The Last of Us.
Photo: Liane Hentscher/HBO
“I am your cool, slutty daddy,” The Last of Us star Pedro Pascal famously said on the red carpet for HBO’s latest blockbuster series, based on the post-apocalyptic video game. Weeks later, the network would renew The Last of Us for a second season. Is there a correlation between Pascal thirst and a season renewal? Maybe so! The first season, which aired its harrowing finale on Sunday, March 12, was largely a faithful adaptation of the original game, besides a few notable exceptions, and ended in the same spot as the game. But HBO is like a hungry zombie, wanting more, more, more! The show’s co-creators, Craig Mazin (Chernobyl) and Neil Druckman (co-president of Naughty Dog, the video-game-development company behind TLOU), haven’t been super-forthcoming with details about Joel ( Pascal) and Ellie’s (Bella Ramsey) televisual fates, which makes sense, given that season one just finished up. Still, it seems like high time we compile everything we do know about the upcoming second season, and you won’t even have to threaten us with a switchblade to get the info out of us.
Even with all the cool, slutty daddy thirst, record viewership might be the main reason. Episode one has surpassed 22 million viewers domestically, up nearly five times from its January 15 premiere audience. The second episode did even better than the first by about a million viewers, tallying an audience of 5.7 million across HBO Max and linear telecast platforms after its release last Sunday, a 22 percent jump. It was the largest week-two audience growth for any HBO Original drama series in the history of the network. The critical darling tells the story of smuggler Joel (Pascal) who must deliver an important child (played by Bella Ramsey, not Grogu) across America after a fungal outbreak created a swath of cannibalistic zombie-esque people-creatures. Gabriel Luna, Anna Torv, Nico Parker, Murray Bartlett, Nick Offerman, Melanie Lynskey, and Storm Reid also star. Lots to be grateful to our own dystopia for — namely, another Pascal press tour where he goes around being hot.
Yes and no. The Last of Us: Part II is an even more expansive game than the first one, and, because of that, the story of the second game will be split over multiple seasons. How many? There’s no way to know. When pressed on how many seasons the game adaptation will take, Mazin and Druckman went cold. “You have noted correctly that we will not say how many,” Mazin told GQ. “But more than one is factually correct.” The second game (SPOILER ALERT) largely takes place four years after the original game, which gives quite a bit of leeway if Mazin and Druckman want to build that story out. Plus fans of the game know that something seismic happens relatively early on in the second game’s plot — the kind of thing that feels like a season-ender, rather than a season-opener.

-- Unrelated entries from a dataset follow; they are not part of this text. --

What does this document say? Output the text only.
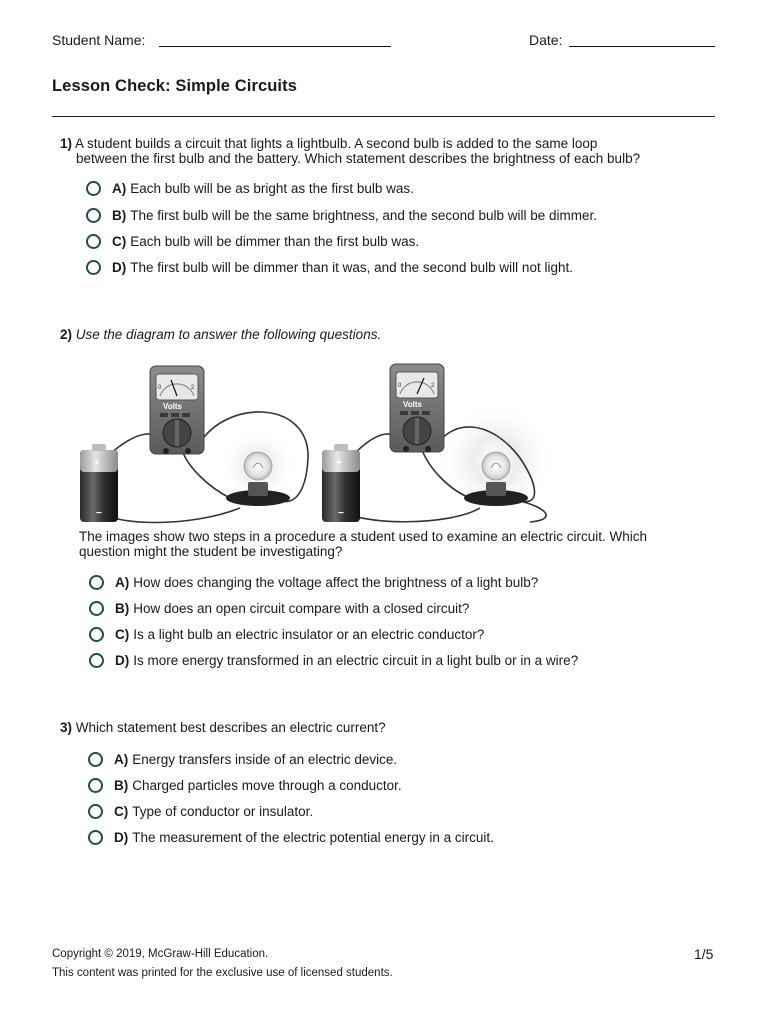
Student Name:	Date:
Lesson Check: Simple Circuits
1) A student builds a circuit that lights a lightbulb. A second bulb is added to the same loop
between the first bulb and the battery. Which statement describes the brightness of each bulb?
A) Each bulb will be as bright as the first bulb was.
B) The first bulb will be the same brightness, and the second bulb will be dimmer.
C) Each bulb will be dimmer than the first bulb was.
D) The first bulb will be dimmer than it was, and the second bulb will not light.
2) Use the diagram to answer the following questions.
+
−
0	2
Volts
+
−
0	2
Volts
The images show two steps in a procedure a student used to examine an electric circuit. Which
question might the student be investigating?
A) How does changing the voltage affect the brightness of a light bulb?
B) How does an open circuit compare with a closed circuit?
C) Is a light bulb an electric insulator or an electric conductor?
D) Is more energy transformed in an electric circuit in a light bulb or in a wire?
3) Which statement best describes an electric current?
A) Energy transfers inside of an electric device.
B) Charged particles move through a conductor.
C) Type of conductor or insulator.
D) The measurement of the electric potential energy in a circuit.
Copyright © 2019, McGraw-Hill Education.	1/5
This content was printed for the exclusive use of licensed students.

At this point, it feels like the only thing we know is what we don’t know.
From a bird’s-eye view, Mazin and Druckman seem pretty happy with the first season of the show and ready to give another installment along those same lines. “Our goal remains exactly what it was for the first season, which is to deliver a show that makes fans happy,” Mazin said to GQ. Still, the creators acknowledged some things that season two could do to improve on the first season. The biggest has to do not with plot, but with setting. Some, including Stephen King, have noted that, at times, Joel and Ellie’s cross-country road trip doesn’t really feel … cross-country. That’s partially due to the fact that the entire season was filmed in Canada. “My goal is to do better next season, now that we’ve learned some lessons,” Mazin said in a press conference, according to TV Line. “Every now and then [in season one] you get a little bit of an ‘Oh, it’s Canada,’ when we don’t want it to be Canada.”
Oh, you’re so impatient. Players of the game were forced to wait seven full years between the first and second games to learn the fates of Joel and Ellie, but it seems unlikely that the TV watchers will have to wait anywhere near that long. In the GQ interview, the interviewer references viewers needing to wait “two years” to find out the fates of the main characters, which neither creator disputes. Just for context, season one began filming in July 2021, and arrived on HBO in January of this year. If they replicate that timeline, then we can expect it in fall of 2024 at the earliest. Still, Druckman noted to GQ that with season two, “I find that the process is easier.” So maybe they’ll speed it up a little? Still, as long as nobody has to wait seven years again, we’ll take what we can get.